Unter dem wirklich nur leicht hysterischen Slogan „Finger weg von unserer Demokratie, Herr Musk“, sammelt der grüne Kanzlerkandidat Robert Habeck momentan Unterschriften gegen Musks „Einflussnahme“ und Einmischung in den deutschen Wahlkampf. Laut den Grünen greife der Tesla-Chef „unsere Demokratie frontal an“. Wie dieser Teufelskerl das tut? Mit einem Gastbeitrag bei der Welt, ein paar Tweets und am 9. Januar mit einem Gespräch mit Alice Weidel.

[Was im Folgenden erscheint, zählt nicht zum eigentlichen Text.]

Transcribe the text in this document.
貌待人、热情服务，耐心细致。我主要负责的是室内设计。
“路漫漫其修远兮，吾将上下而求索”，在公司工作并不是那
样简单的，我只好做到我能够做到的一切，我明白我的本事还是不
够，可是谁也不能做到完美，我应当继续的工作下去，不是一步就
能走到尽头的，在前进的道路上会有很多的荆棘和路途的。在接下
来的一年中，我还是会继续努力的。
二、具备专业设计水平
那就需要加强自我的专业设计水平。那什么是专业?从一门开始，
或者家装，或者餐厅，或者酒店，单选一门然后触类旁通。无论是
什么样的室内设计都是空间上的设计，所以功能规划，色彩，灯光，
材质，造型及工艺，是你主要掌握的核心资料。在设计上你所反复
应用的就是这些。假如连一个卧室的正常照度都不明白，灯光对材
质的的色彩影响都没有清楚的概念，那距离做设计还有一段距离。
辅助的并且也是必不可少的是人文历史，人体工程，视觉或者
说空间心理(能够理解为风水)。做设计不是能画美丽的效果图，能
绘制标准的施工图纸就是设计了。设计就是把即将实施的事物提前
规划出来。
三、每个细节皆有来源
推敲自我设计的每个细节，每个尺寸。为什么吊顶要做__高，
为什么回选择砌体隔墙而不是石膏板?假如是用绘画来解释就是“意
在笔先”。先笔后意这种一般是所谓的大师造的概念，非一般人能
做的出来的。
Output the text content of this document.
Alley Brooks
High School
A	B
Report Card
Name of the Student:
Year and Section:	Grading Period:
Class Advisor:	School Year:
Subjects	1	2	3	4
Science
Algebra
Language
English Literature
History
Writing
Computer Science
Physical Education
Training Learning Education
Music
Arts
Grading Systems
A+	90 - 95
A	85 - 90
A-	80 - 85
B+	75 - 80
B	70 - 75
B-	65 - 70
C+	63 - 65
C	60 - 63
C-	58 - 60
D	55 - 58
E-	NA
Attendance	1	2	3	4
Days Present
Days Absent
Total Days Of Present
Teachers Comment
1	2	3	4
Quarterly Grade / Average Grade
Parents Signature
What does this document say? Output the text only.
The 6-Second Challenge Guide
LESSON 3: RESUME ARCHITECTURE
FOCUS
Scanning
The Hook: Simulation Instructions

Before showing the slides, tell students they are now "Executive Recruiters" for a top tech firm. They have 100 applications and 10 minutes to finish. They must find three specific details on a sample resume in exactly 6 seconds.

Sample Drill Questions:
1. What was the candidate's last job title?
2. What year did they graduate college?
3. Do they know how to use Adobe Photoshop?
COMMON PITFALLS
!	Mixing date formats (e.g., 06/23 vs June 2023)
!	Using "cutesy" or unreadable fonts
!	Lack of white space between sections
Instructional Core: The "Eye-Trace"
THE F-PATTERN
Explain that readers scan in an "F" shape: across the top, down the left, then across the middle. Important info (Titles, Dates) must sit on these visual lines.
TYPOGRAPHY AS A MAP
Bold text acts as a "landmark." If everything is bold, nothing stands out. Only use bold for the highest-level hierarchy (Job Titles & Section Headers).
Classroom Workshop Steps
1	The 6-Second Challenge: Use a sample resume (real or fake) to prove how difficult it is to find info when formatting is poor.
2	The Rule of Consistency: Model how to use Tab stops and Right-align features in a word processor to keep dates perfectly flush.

Kein Duell, nur ein Gespräch: Am 9. Januar spricht Elon Musk live auf X mit AfD-Chefin Alice Weidel

Während die Grünen und der immer nervöser werdende Elfenbeinturm sich wegen dieser völlig legitimen Lappalien an Elon Musk abarbeiten und die Demokratie von Außen bedroht sehen, bahnt sich im Inneren mal wieder eine wesentlich größere, relevantere und gefährlichere Einflussnahme auf den deutschen Wahlkampf an.

Mal wieder wird dieser echte Frontalangriff auf, ich mache mir den Begriff in diesem Text ausnahmsweise zu eigen, unsere Demokratie gar nicht gesehen, nicht verstanden und nicht bekämpft. Gemeint sind die Wahlkampf-Duelle im zwangsfinanzierten Fernsehen. Nichts wird in diesem Wahlkampf die Grundsätze unserer Demokratie mehr verletzen und die Wahl auf unanständigere Weise beeinflussen als diese Aufeinandertreffen von Spitzenkandidaten im öffentlich-rechtlichen Rundfunk.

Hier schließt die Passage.